# NEWBIE FROM THE UK



## PURPLEGOTH666 (Jun 28, 2010)

Hi all,
new on here but not new to rodents been keeping all sorts for most of the 44 years I've been around,everything from mice to rats,dormice,guinea pigs,multimammates,degus,voles,gerbils,hamsters,jirds,etc at one time or another I have kept most things,still alot remains on my want list but there is still time to fulfill that ha ha.
On the mouse front I only have pet stock,and use some for feeders however the colours that are being produced in the variety of patterns means that I'm keeping more and more as they are just to pretty to use for food.
I seem to be getting a whole rainbow of colours including satined ones,broken marked,blues,long hairs and even nakeds.
Would really like some astrex and texells to add to the mix,and would love some chinchilla coloured if any one can point me in the right direction.


----------



## Jack Garcia (Oct 9, 2009)

Hello and welcome!

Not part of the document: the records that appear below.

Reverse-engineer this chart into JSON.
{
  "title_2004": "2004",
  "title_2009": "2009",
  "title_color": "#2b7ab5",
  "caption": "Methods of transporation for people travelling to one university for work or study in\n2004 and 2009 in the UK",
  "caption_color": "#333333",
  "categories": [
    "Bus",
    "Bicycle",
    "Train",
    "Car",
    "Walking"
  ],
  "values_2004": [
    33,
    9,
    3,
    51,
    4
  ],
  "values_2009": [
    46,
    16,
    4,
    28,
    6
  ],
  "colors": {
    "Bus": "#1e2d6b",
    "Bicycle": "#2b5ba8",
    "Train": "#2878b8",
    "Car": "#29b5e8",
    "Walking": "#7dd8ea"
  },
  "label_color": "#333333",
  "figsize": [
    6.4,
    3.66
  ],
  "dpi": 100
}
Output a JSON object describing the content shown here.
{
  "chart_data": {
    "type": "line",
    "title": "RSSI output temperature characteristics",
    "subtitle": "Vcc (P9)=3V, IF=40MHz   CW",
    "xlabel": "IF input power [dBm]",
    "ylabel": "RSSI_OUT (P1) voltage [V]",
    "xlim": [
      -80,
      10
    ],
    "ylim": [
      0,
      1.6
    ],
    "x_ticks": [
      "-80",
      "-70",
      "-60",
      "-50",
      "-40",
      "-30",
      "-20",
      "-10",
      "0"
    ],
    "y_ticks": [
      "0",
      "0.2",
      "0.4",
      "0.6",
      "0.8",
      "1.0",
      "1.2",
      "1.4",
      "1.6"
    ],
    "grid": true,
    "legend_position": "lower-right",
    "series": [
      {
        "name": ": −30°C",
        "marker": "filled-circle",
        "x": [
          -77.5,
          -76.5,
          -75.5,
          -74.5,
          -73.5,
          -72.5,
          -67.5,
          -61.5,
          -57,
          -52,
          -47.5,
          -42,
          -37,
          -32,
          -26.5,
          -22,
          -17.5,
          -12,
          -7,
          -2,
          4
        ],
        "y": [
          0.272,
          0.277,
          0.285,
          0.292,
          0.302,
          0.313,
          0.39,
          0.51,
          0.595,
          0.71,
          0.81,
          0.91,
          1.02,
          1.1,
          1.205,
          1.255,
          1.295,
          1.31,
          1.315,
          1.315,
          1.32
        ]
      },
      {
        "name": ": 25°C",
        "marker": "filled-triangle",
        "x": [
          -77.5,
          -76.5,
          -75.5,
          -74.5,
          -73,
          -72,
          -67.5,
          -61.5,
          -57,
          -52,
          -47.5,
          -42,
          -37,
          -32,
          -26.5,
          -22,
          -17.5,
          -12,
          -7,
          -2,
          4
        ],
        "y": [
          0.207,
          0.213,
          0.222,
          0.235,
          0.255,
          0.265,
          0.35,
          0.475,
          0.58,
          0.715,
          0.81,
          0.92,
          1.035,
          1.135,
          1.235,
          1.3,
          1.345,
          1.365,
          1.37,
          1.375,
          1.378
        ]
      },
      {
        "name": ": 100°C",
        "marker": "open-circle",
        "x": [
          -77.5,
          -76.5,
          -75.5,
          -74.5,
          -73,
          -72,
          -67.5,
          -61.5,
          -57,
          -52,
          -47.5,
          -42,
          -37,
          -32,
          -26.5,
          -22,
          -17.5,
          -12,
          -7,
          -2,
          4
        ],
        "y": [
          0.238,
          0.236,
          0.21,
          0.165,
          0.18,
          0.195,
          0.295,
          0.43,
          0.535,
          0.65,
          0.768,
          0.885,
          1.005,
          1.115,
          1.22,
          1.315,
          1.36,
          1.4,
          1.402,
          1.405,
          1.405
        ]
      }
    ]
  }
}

Please stick around and post often!


----------



## Rhasputin (Feb 21, 2010)

Voles are awesome! I wish I could have one as a pet!
I actually have a real soft spot for moles. . .


----------



## windyhill (Jan 19, 2010)

Welcome to the forum 
Ive had alot of the animals you listed too.


----------



## WoodWitch (Oct 18, 2009)

:welcomeany


----------



## HemlockStud (Apr 26, 2009)

Welcome to the forum.


----------



## ccoryjohnn (Jul 2, 2010)

Welcome!!


----------



## The Boggit keeper (Mar 5, 2010)

Hello and :welcomeany


----------



## Kallan (Aug 16, 2009)

Hello and welcome


----------